Organized by Karl Kusserow, the Princeton University Art Museum’s John Wilmerding Curator of American Art, the exhibition focuses in particular on race, gender and the environment. It arranges its works of art in 30 separate groups, each intended to provoke new considerations and raise timely questions about American history and culture. These juxtapositions serve as “object lessons” — gatherings of tangible artifacts that communicate an embodied idea or an abstract concept — to anchor debates about the country’s complex social, racial and political history, thereby expanding our ideas about the history of American art.

The exhibition emphasizes how a broad array of artists contended with the most pressing issues of their and our time.
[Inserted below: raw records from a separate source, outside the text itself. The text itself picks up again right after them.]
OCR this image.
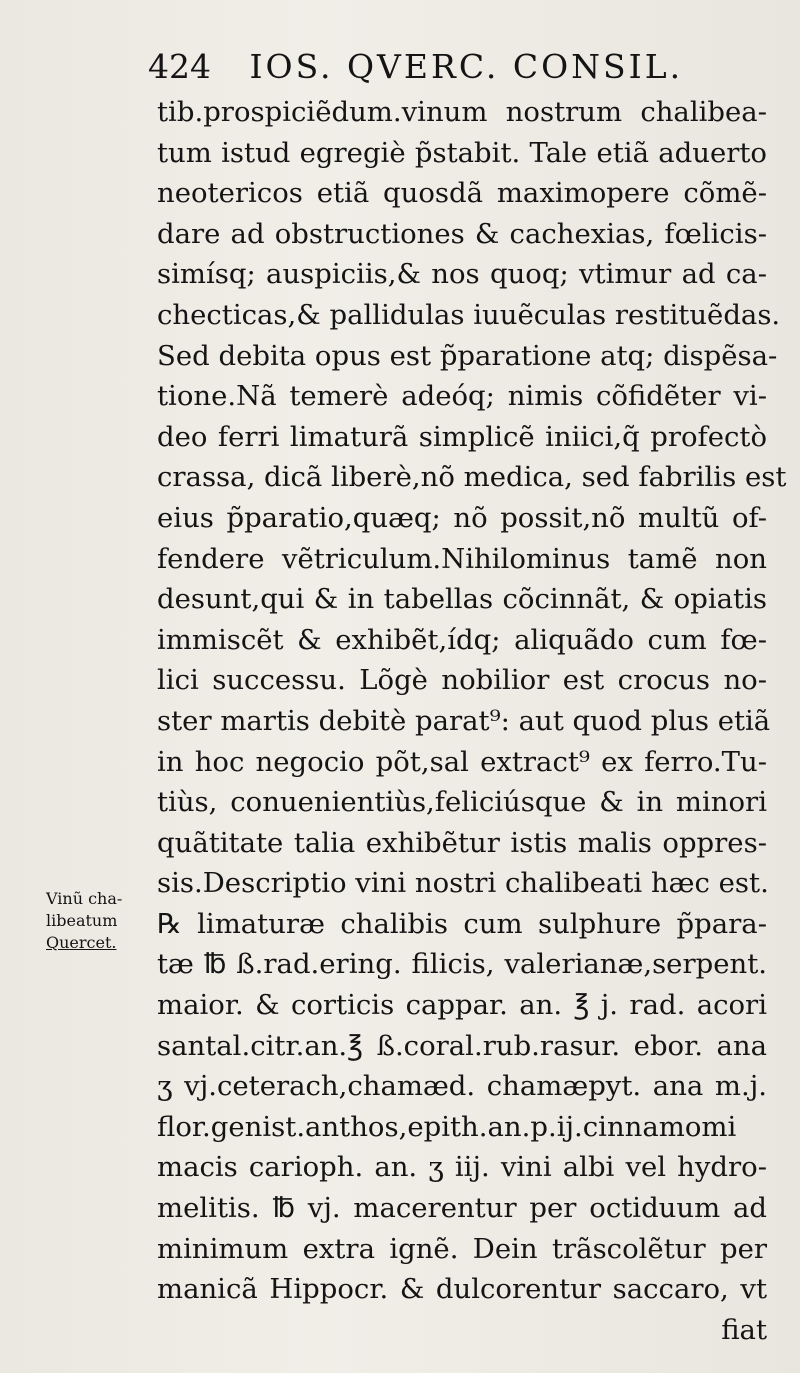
424 IOS. QVERC. CONSIL.
tib.prospiciẽdum.vinum nostrum chalibea-
tum istud egregiè p̃stabit. Tale etiã aduerto
neotericos etiã quosdã maximopere cõmẽ-
dare ad obstructiones & cachexias, fœlicis-
simísq; auspiciis,& nos quoq; vtimur ad ca-
checticas,& pallidulas iuuẽculas restituẽdas.
Sed debita opus est p̃paratione atq; dispẽsa-
tione.Nã temerè adeóq; nimis cõfidẽter vi-
deo ferri limaturã simplicẽ iniici,q̃ profectò
crassa, dicã liberè,nõ medica, sed fabrilis est
eius p̃paratio,quæq; nõ possit,nõ multũ of-
fendere vẽtriculum.Nihilominus tamẽ non
desunt,qui & in tabellas cõcinnãt, & opiatis
immiscẽt & exhibẽt,ídq; aliquãdo cum fœ-
lici successu. Lõgè nobilior est crocus no-
ster martis debitè parat⁹: aut quod plus etiã
in hoc negocio põt,sal extract⁹ ex ferro.Tu-
tiùs, conuenientiùs,feliciúsque & in minori
quãtitate talia exhibẽtur istis malis oppres-
sis.Descriptio vini nostri chalibeati hæc est.
℞ limaturæ chalibis cum sulphure p̃para-
tæ ℔ ß.rad.ering. filicis, valerianæ,serpent.
maior. & corticis cappar. an. ℥ j. rad. acori
santal.citr.an.℥ ß.coral.rub.rasur. ebor. ana
ʒ vj.ceterach,chamæd. chamæpyt. ana m.j.
flor.genist.anthos,epith.an.p.ij.cinnamomi
macis carioph. an. ʒ iij. vini albi vel hydro-
melitis. ℔ vj. macerentur per octiduum ad
minimum extra ignẽ. Dein trãscolẽtur per
manicã Hippocr. & dulcorentur saccaro, vt
fiat
Vinũ cha-
libeatum
Quercet.
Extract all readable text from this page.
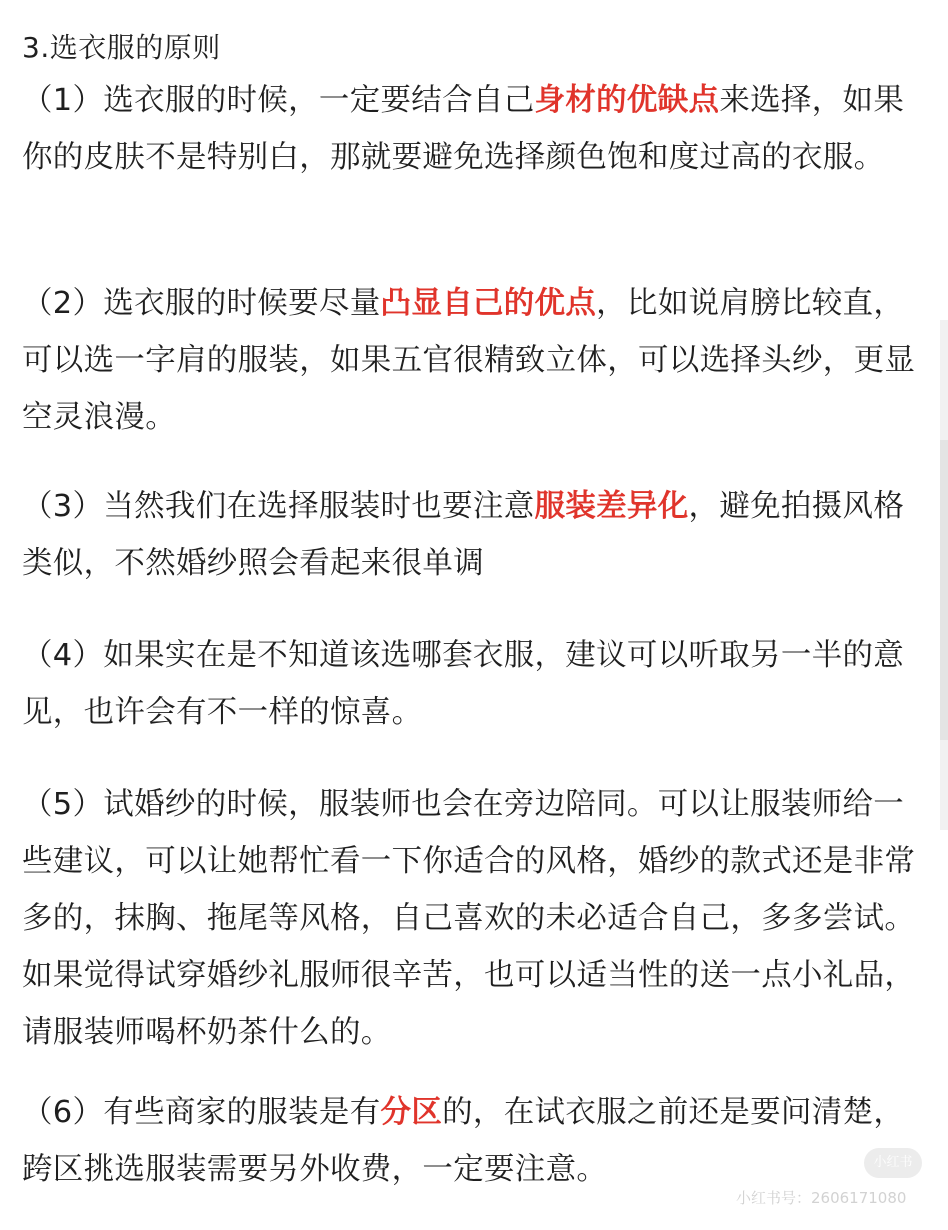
3.选衣服的原则

（1）选衣服的时候，一定要结合自己身材的优缺点来选择，如果你的皮肤不是特别白，那就要避免选择颜色饱和度过高的衣服。

（2）选衣服的时候要尽量凸显自己的优点，比如说肩膀比较直，可以选一字肩的服装，如果五官很精致立体，可以选择头纱，更显空灵浪漫。

（3）当然我们在选择服装时也要注意服装差异化，避免拍摄风格类似，不然婚纱照会看起来很单调

（4）如果实在是不知道该选哪套衣服，建议可以听取另一半的意见，也许会有不一样的惊喜。

（5）试婚纱的时候，服装师也会在旁边陪同。可以让服装师给一些建议，可以让她帮忙看一下你适合的风格，婚纱的款式还是非常多的，抹胸、拖尾等风格，自己喜欢的未必适合自己，多多尝试。如果觉得试穿婚纱礼服师很辛苦，也可以适当性的送一点小礼品，请服装师喝杯奶茶什么的。

（6）有些商家的服装是有分区的，在试衣服之前还是要问清楚，跨区挑选服装需要另外收费，一定要注意。	小红书
小红书号：2606171080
It includes works by the enslaved potter David Drake, whose craft was a bold statement of resistance, and the artist Frederic Remington, who represented the “Wild West” in ways that stereotyped both white settlers and Native Americans, alongside recent works by contemporary artists such as Rande Cook, Renee Cox and Titus Kaphar. One section will feature three iconic portraits of George Washington, including one by Rembrandt Peale that lionizes the first American president as a godlike celebrity together with a photograph by Luke C. Dillon of the ruins of the slave quarters at Washington’s home, Mount Vernon, to remind us of the complexities of the man and his legacy.

Other works in the exhibition emphasize the central role of women in the history of American culture. Among them are a painting of the poet Annis Boudinot Stockton, one of the first American women to have her work published, and a finely rendered portrait of a “colonial dame” by the early American artist Sarah Perkins. Later works, including paintings by Georgia O’Keeffe and Grace Hartigan and several prints by the anonymous feminist collective Guerrilla Girls, stress how much remains to be done for women to be fully integrated into our understanding of American art and history.
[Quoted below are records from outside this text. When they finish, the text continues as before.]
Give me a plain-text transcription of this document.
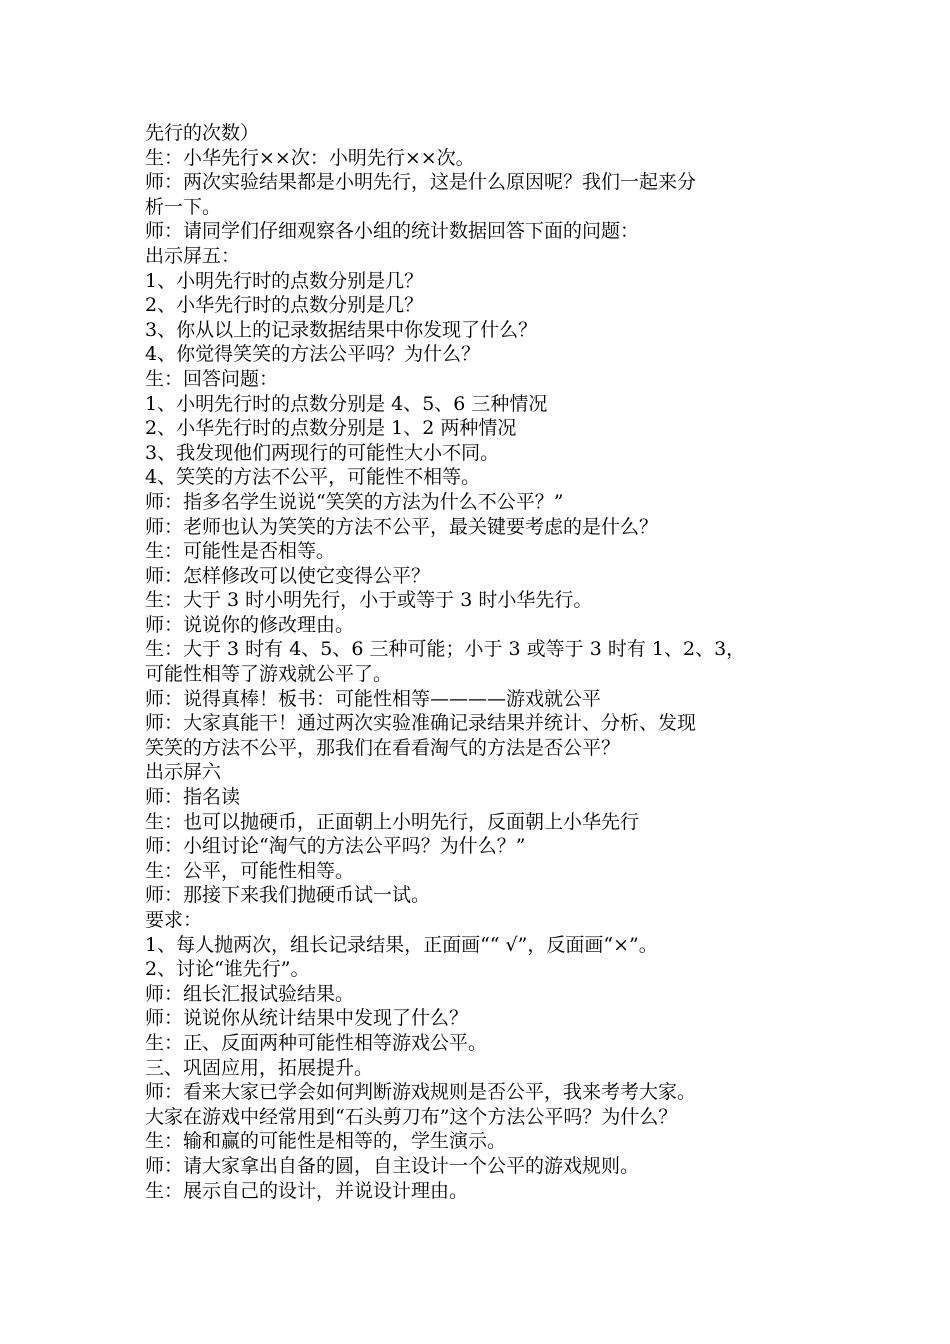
先行的次数）
生：小华先行××次：小明先行××次。
师：两次实验结果都是小明先行，这是什么原因呢？我们一起来分
析一下。
师：请同学们仔细观察各小组的统计数据回答下面的问题：
出示屏五：
1、小明先行时的点数分别是几？
2、小华先行时的点数分别是几？
3、你从以上的记录数据结果中你发现了什么？
4、你觉得笑笑的方法公平吗？为什么？
生：回答问题：
1、小明先行时的点数分别是 4、5、6 三种情况
2、小华先行时的点数分别是 1、2 两种情况
3、我发现他们两现行的可能性大小不同。
4、笑笑的方法不公平，可能性不相等。
师：指多名学生说说“笑笑的方法为什么不公平？”
师：老师也认为笑笑的方法不公平，最关键要考虑的是什么？
生：可能性是否相等。
师：怎样修改可以使它变得公平？
生：大于 3 时小明先行，小于或等于 3 时小华先行。
师：说说你的修改理由。
生：大于 3 时有 4、5、6 三种可能；小于 3 或等于 3 时有 1、2、3，
可能性相等了游戏就公平了。
师：说得真棒！板书：可能性相等————游戏就公平
师：大家真能干！通过两次实验准确记录结果并统计、分析、发现
笑笑的方法不公平，那我们在看看淘气的方法是否公平？
出示屏六
师：指名读
生：也可以抛硬币，正面朝上小明先行，反面朝上小华先行
师：小组讨论“淘气的方法公平吗？为什么？”
生：公平，可能性相等。
师：那接下来我们抛硬币试一试。
要求：
1、每人抛两次，组长记录结果，正面画““ √”，反面画“×”。
2、讨论“谁先行”。
师：组长汇报试验结果。
师：说说你从统计结果中发现了什么？
生：正、反面两种可能性相等游戏公平。
三、巩固应用，拓展提升。
师：看来大家已学会如何判断游戏规则是否公平，我来考考大家。
大家在游戏中经常用到“石头剪刀布”这个方法公平吗？为什么？
生：输和赢的可能性是相等的，学生演示。
师：请大家拿出自备的圆，自主设计一个公平的游戏规则。
生：展示自己的设计，并说设计理由。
The continuously evolving relationship between American artists and the natural world functions as another of the exhibition’s pillars. While Indigenous American understandings of humanity’s place in nature often emphasize reciprocal relationships, Euro-Americans have typically stressed human domination and the subjugation of the landscape to the human will. Among the works the exhibition investigates in this light are Fitz Henry Lane’s “Ship in Fog, Gloucester Harbor,” a seascape depicting the human and natural worlds as irrevocably intermingled, and the collective Postcommodity’s “Repellent Fence” (2015), for which the group and its collaborators anchored 26 balloons decorated with Indigenous iconography across a 2-mile expanse at the U.S. – Mexico Border to comment on the arbitrary nature of modern geopolitical divisions.

Images



The exhibition is accompanied by an illustrated catalogue distributed by Princeton University Press and edited and with a lead essay by Karl Kusserow, with additional essays by Kirsten Pai Buick (University of New Mexico), Ellery Foutch (Middlebury College), Horace Ballard (Harvard Art Museums), Jeffrey Richmond-Moll (Georgia Art Museum), and Rebecca Zorach (Northwestern University).

A rich exploration of American artworks that reframes them within current debates on race, gender, the environment, and more

Object Lessons in American Art explores a diverse gathering of Euro-American, Native American, and African American art from a range of contemporary perspectives, illustrating how innovative analysis of historical art can inform, enhance, and afford new relevance to artifacts of the American past. The book is grounded in the understanding that the meanings of objects change over time, in different contexts, and as a consequence of the ways in which they are considered. Inspired by the concept of the object lesson, the study of a material thing or group of things in juxtaposition to convey embodied and underlying ideas, Object Lessons in American Art examines a broad range of art from Princeton University's venerable collections as well as contemporary works that imaginatively appropriate and reframe their subjects and style, situating them within current social, cultural, and artistic debates on race, gender, the environment, and more.